Шрифт:
Я замечаю цепь в его левой руке. Он тянет её по полу вслед за собой, направляясь прямо на меня. Медленно, как хищник.
— А мы ведь могли жить долго и счастливо, Алексис, — качает он головой.
Я хочу плюнуть ему в лицо. Хочу сказать хоть что-нибудь, но слова застряли где-то у меня в горле.
— Ты и я. У нас были бы дети.
— Лучше умереть, чем иметь хоть какой-то интимный физический контакт с тобой, — выплевываю я, столкнувшись спиной со стеной.
— Ну что ж, — пожимает он плечами, — Ты сделала свой выбор.
Его левая рука возносится в воздух и первое что я чувствую это боль, пронзившая мое тело.
Тяжелый метал прошелся по всей моей правой стороне от чего я упала на землю, чувствуя, как слезы скатываются по моим щекам. Я гляжу на свою трясущуюся руку, по которой он ударил цепью и замечаю, что она вся в крови.
Цепью, которой он меня ударил состоит не просто из железа. Она обмотана колючей проволокой, от удара которой я вполне могу лишиться собственной жизни.
— Я бы был не против запечатлеть этот процесс, но боюсь, что не хочу терять времени зря, — шепчет он, подходя ко мне. — Лучше буду просто наслаждаться этим моментом.
Я перестаю слышать его лова, потому что все мое внимание сосредоточено на большом количестве крови, которая вытекает из моей руки.
Мне нужно сделать жгут…
Но из чего мне его сделать? Да и есть ли в этом смысл?

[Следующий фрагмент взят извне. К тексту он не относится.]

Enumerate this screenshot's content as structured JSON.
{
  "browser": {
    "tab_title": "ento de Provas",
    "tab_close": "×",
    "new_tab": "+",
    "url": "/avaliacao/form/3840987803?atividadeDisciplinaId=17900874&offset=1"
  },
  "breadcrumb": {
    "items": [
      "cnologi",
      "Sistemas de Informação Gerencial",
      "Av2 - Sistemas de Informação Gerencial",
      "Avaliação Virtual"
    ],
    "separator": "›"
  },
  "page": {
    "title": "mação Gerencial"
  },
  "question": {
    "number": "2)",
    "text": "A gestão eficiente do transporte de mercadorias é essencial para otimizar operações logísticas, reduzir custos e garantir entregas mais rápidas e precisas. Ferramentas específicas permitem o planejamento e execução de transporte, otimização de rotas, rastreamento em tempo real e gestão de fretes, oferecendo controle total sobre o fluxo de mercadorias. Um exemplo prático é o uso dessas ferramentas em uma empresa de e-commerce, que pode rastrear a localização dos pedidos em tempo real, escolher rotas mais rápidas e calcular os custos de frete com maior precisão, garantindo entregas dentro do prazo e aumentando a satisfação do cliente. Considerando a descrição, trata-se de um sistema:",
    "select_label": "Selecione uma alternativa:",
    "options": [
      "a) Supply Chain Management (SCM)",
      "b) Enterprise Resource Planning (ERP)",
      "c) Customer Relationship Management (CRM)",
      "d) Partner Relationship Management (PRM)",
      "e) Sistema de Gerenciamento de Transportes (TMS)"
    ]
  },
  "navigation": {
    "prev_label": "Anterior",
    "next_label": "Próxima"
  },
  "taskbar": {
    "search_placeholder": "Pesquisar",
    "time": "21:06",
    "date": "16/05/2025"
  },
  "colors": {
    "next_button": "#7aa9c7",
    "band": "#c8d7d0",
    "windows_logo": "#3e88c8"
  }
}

Воздух вокруг почему-то становится тяжелым. В затылок сильно давит, а в глазах темнеет.
Может, потерять сознание и умереть, не самая худшая смерть?

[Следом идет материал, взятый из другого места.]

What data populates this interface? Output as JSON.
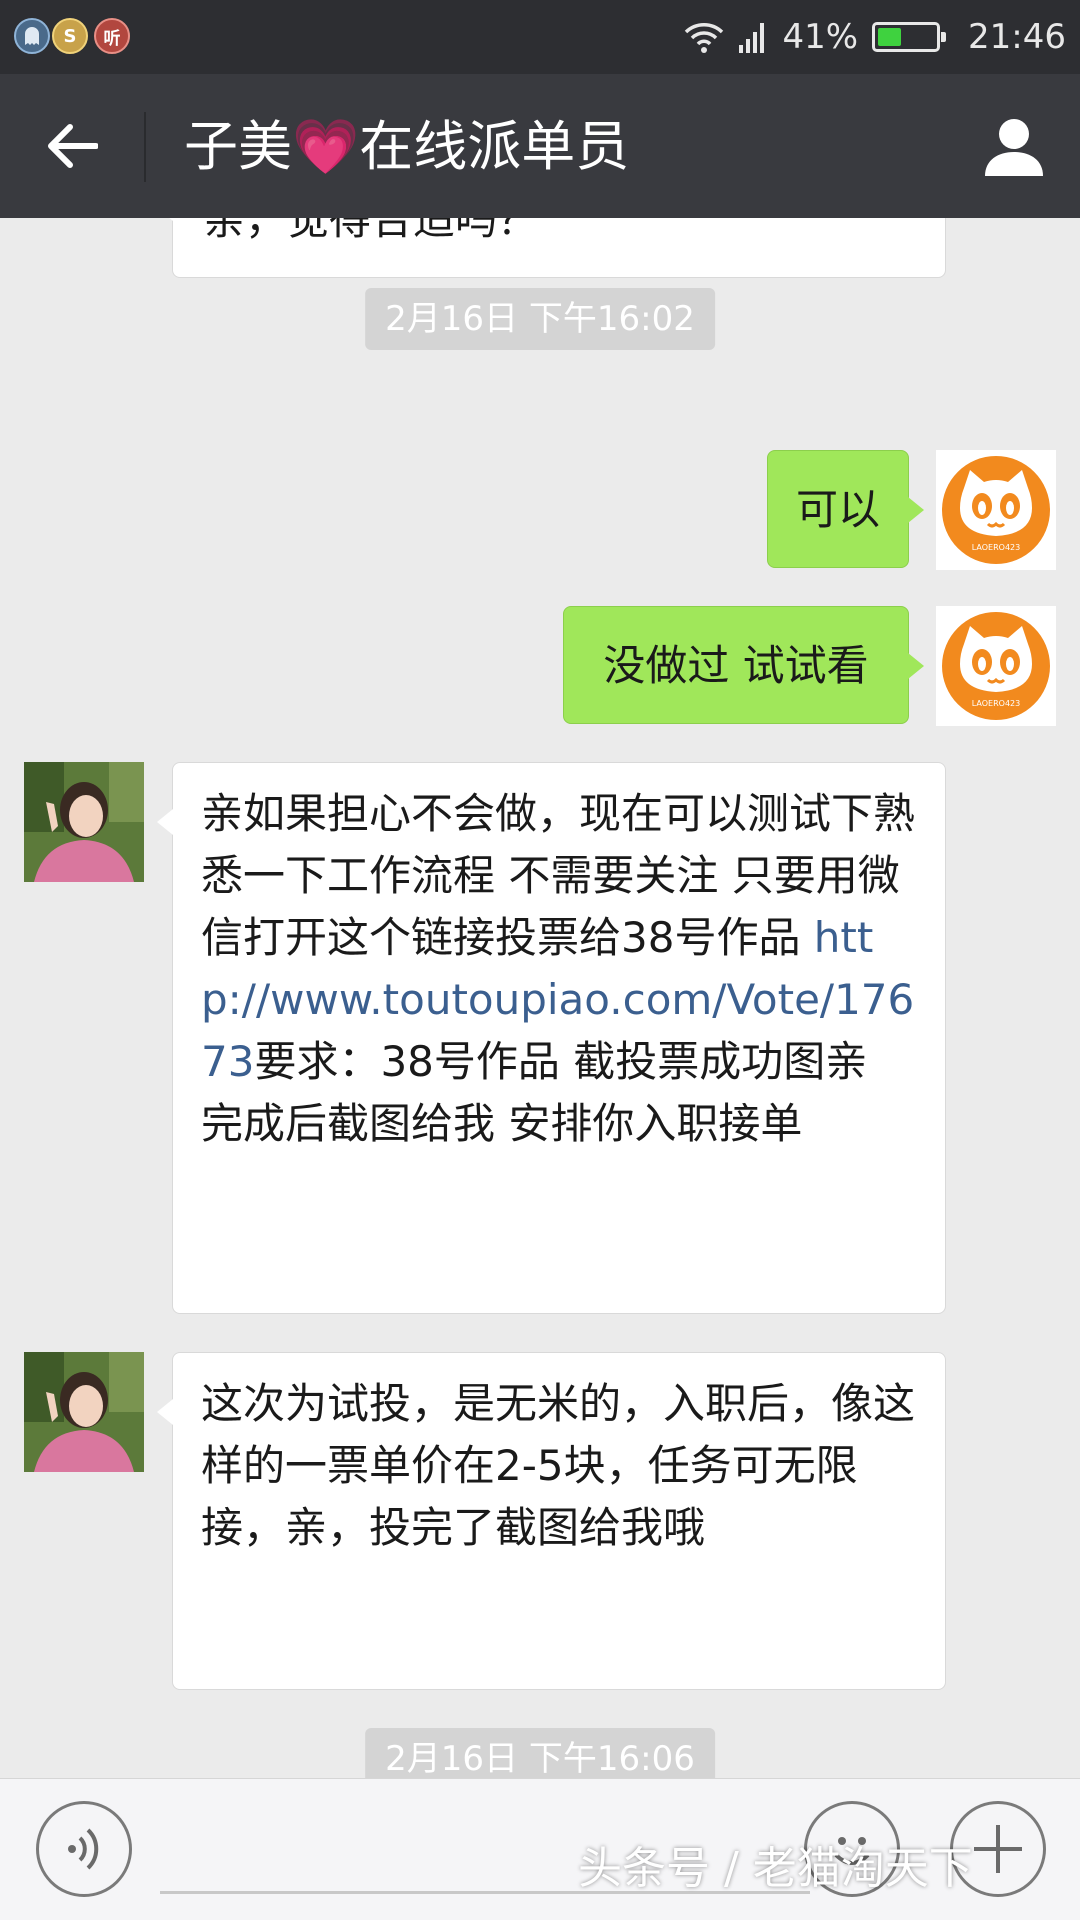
{
  "status_bar": {
    "app_icons": [
      "ghost-app-icon",
      "s-app-icon",
      "ting-app-icon"
    ],
    "ting_label": "听",
    "s_label": "S",
    "battery_percent_label": "41%",
    "battery_level": 0.41,
    "time": "21:46"
  },
  "header": {
    "title_prefix": "子美",
    "title_heart": "💗",
    "title_suffix": "在线派单员"
  },
  "chat": {
    "partial_message": "亲，觉得合适吗？",
    "timestamp_1": "2月16日 下午16:02",
    "msg_me_1": "可以",
    "msg_me_2": "没做过 试试看",
    "msg_them_1_text": "亲如果担心不会做，现在可以测试下熟悉一下工作流程  不需要关注 只要用微信打开这个链接投票给38号作品 ",
    "msg_them_1_link": "http://www.toutoupiao.com/Vote/17673",
    "msg_them_1_after": "要求：38号作品 截投票成功图亲 完成后截图给我 安排你入职接单",
    "msg_them_2": " 这次为试投，是无米的，入职后，像这样的一票单价在2-5块，任务可无限接，亲，投完了截图给我哦",
    "timestamp_2": "2月16日 下午16:06",
    "avatar_me_caption": "LAOERO423"
  },
  "watermark": "头条号 / 老猫淘天下",
  "colors": {
    "status_bar_bg": "#2d2e32",
    "title_bar_bg": "#393a3f",
    "chat_bg": "#ebebeb",
    "bubble_green": "#a0e75a",
    "bubble_white": "#ffffff",
    "link": "#3b5f8f",
    "avatar_orange": "#f28a1e"
  }
}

— Не самая худшая смерть, — шепчу я, наблюдая за тем, как он делает из цепи веревку для повешенья, — не самая худшая…
Я уже вижу, как под натиском моего тела колючая проволока впивается в мою шею и когда я умираю в диких болях, вес моего тела побеждает и падает на пол, а голова остается в петле.
Он подходит ко мне и хватает меня за волосы, пытаясь поднять на ноги. Боль в голове уже не сравнится с болью в моей руке. Но, как оказывается не только в руке, он задел и ногу по которой так же стекает кровь.
— Что скажешь на прощанье? — улыбаясь, спрашивает он.
— Гори в аду, — выплевываю я, чувствуя солоноватый привкус крови у себя во рту.
— Детка, я и так в нем, и как видишь, я в выигрыше, — широко улыбается он, оскалив зубы.
Сильный и резкий взрыв по левой стороне от нас отбрасывает меня в сторону, усыпая фотографиями со стены и все, что я слышу в первые секунды, это звон. Он заполняет все пространство вокруг меня. Он заполняет меня саму. Я пытаюсь открыть глаза, но когда делаю это, то в них попадает что-то сыпучее. Слезы снова текут из моих глаз, и я пытаюсь приподняться чтобы понять, что произошло.
Откидываю доску в сторону, которая укрыла всю мою левую сторону, а затем смотрю в сторону лестницы, где из проема исходит еще больший свет, чем прежде.
— Алексис? — слышу я.
Слишком тихо. Это похоже на шепот.
— Алексис? — снова этот голос. Он не шепчет, он выкрикивает мое имя.
Я не могу ответить, потому что весь мой рот заполнен песком, который я пытаюсь тихо выкашлять.
— Алексис? — снова зовут меня, но уже слишком близко.
Я оборачиваю голову влево и замечаю Гослинг, а, прижатого шкафом к земле. Но это не Гослинг, это Том.
Он пытается повернуть голову на звук чужого мужского голоса, когда он звучит снова и замечает железную веревку для повешенья. В его глазах пробегает страх, а по щекам скатываются слезы.
Шаги над нами заполняют тишину, и я пытаюсь выкарабкаться из-под груза, который свалился на меня во время взрыва. Пытаюсь встать на ногу, но боль не дает мне этого сделать, поэтому я громко стону.
Шаги замирают.
— Алексис? — снова зовут меня.
Я падаю на землю, хмурясь от боли и смотрю в наполненные слезами глаза.
— Можешь мне кое-что пообещать? — спрашивает он, тяжело сглатывая песок, который так же наполняет его рот.
Я еле заметно киваю.
— Равенна Гослинг, — шепчет он. — Это имя моей настоящей матери, — Том переводит дыхание, — я пообещал себе, что возложу на её могилу цветы, но так и не появился у нее. Он не позволил мне.